Ich werde nicht zu sehr auf die Handlung und die Handlung eingehen, um dich vor Spoilern zu schützen, aber wenn du die Comics aus dem Ausgangsmaterial gelesen hast, weißt du, was auf dich zukommt. Omni-Man kehrt zur Erde zurück, Atom Eve kämpft mit ihren Kräften, Thragg macht seinen denkwürdigen Auftritt, Conquest richtet Chaos an, Cecil ringt mit Kräften, die außerhalb seiner Kontrolle liegen, oh, und so etwas namens Krieg zwischen den Viltrumiten und der Koalition der Planeten steht bevor.

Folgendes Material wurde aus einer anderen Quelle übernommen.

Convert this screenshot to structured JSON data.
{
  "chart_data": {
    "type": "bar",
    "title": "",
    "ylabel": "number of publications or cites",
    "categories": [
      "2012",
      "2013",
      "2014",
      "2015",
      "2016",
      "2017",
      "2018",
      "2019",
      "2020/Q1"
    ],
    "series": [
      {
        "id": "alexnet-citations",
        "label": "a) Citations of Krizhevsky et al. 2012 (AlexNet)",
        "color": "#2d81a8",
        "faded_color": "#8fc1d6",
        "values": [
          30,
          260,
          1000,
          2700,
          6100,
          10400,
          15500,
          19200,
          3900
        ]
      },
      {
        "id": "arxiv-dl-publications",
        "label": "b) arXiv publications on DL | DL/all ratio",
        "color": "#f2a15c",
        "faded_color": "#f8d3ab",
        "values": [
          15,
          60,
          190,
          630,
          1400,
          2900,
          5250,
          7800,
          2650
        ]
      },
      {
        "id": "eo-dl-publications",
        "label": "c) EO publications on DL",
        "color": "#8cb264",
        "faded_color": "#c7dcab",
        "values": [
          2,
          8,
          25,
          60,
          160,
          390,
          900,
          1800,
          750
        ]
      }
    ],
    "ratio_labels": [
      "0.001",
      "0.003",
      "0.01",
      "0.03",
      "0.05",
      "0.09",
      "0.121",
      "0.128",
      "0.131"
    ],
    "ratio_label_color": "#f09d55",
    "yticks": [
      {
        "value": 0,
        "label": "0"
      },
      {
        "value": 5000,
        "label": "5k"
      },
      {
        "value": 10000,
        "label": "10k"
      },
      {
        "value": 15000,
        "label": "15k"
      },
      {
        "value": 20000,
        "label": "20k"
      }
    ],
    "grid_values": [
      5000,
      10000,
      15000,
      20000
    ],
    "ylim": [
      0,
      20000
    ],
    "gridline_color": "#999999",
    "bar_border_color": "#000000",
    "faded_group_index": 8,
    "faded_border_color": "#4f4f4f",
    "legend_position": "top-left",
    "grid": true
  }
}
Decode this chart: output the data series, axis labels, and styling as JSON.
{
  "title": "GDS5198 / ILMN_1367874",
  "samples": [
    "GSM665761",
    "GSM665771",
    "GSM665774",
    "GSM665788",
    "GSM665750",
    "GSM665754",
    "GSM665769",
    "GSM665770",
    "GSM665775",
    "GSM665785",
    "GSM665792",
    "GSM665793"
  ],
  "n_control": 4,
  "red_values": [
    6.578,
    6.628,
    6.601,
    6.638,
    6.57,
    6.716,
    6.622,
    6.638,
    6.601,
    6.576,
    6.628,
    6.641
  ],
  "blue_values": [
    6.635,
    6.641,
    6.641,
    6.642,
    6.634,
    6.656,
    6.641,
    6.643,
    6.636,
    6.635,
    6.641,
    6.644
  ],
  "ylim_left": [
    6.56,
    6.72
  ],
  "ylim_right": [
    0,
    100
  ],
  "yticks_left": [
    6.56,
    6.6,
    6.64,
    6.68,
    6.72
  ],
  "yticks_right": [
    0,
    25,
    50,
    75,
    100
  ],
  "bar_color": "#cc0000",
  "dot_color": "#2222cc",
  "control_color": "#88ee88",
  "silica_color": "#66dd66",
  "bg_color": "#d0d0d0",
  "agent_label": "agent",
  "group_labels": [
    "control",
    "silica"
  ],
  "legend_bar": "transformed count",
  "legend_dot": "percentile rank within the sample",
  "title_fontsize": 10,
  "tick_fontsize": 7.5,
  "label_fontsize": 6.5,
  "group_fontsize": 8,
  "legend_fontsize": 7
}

Wenn Sie die Serie verfolgt haben, wird Sie das alles nicht überraschen, denn Staffel 4 wirkt eher wie ein "Hier haben alle Wege geführt"-Moment – ein erster Vorhangruf für die übergeordnete Geschichte, die für die zukünftigen Staffeln noch viele Tricks auf Lager hat – eine davon wurde genehmigt und wird in etwa einem Jahr Premiere feiern.
Zu diesem Zweck kann man eine Staffel erwarten, in der entscheidende Momente ausgearbeitet und serienprägende Wendungen stattfinden, die diese Invincible Adaption über alle Erwartungen hinaus prägen werden. Es ist durchweg packend und actiongeladen, mitreißend mit leichtem Humor, der einen zum Schmunzeln bringt, und um dieses ansonsten chaotische Gericht auszugleichen, gibt es dennoch langsamere Episoden und Szenen, die sich auf die menschlichere und emotionalere Seite der Geschichte konzentrieren, darunter ein solcher Handlungsstrang, der Nolans Zeit als junger Viltrumite-Erwachsener ins Rampenlicht rückt. Das alles ist faszinierend und eine großartige Adaption, die sowohl dem Ausgangsmaterial gerecht wird als auch die Freiheit bietet, Bereiche und narrative Elemente zu erforschen, die in den Comics sonst nicht behandelt wurden. Schöpfer Robert Kirkman weiß, was diese Serie tun muss, um konstant exzellent zu sein, und Staffel 4 ist nur ein weiterer Schwerpunkt davon.
Davon abgesehen gibt es Momente, in denen ich mir wünschte, die Animation wäre etwas lebendiger. Ich fühle mich schon lange mit dem Animationsstil dieser Serie wohl, sowohl weil er das Ausgangsmaterial widerspiegelt, als auch weil ein zurückhaltenderes Animationsaufbau eine schnellere Produktionszeit ermöglicht – weshalb wir in der Zeit, in der wir eine Staffel von X-Men '97 hatten, fast drei Staffeln Invincible hatten. Es gibt jedoch Momente, in denen es sich anfühlt, als wäre dieser Stil für meinen Geschmack etwas zu sehr missbraucht, einschließlich einer gefühlt fünfminütigen Szene (die zugegebenermaßen ziemlich urkomisch ist) zwischen Invincible und Damien Darkblood, in der die Charaktere praktisch keine Bewegung zeigen. Hier gibt es zweifellos Verbesserungspotenzial, aber wenn das auf Kosten des heutigen Veröffentlichungsrhythmus geht, mit etwa einer neuen Staffel alle 12 Monate, kann ich mit dieser aktuellen Animationsrichtung leben.
Ja, es gibt Stellen, in denen Invincible besser sein kann, aber im Allgemeinen ist dies eine ausgezeichnete Animationsserie, die sich weiterhin über viele Konkurrenten abhebt. Es ist mühelos unterhaltsam, hält dich während der intensiven Kämpfe auf der Spitze deines Sitzes, lacht über die albernen und offensichtlichen Witze und Wortspiele und lässt dich mit offenem Mund stehen, wenn die großen Überraschungen kommen. Invincible floriert weiterhin, und falls du es noch nicht getan hast, solltest du dir diese Show wirklich anschauen.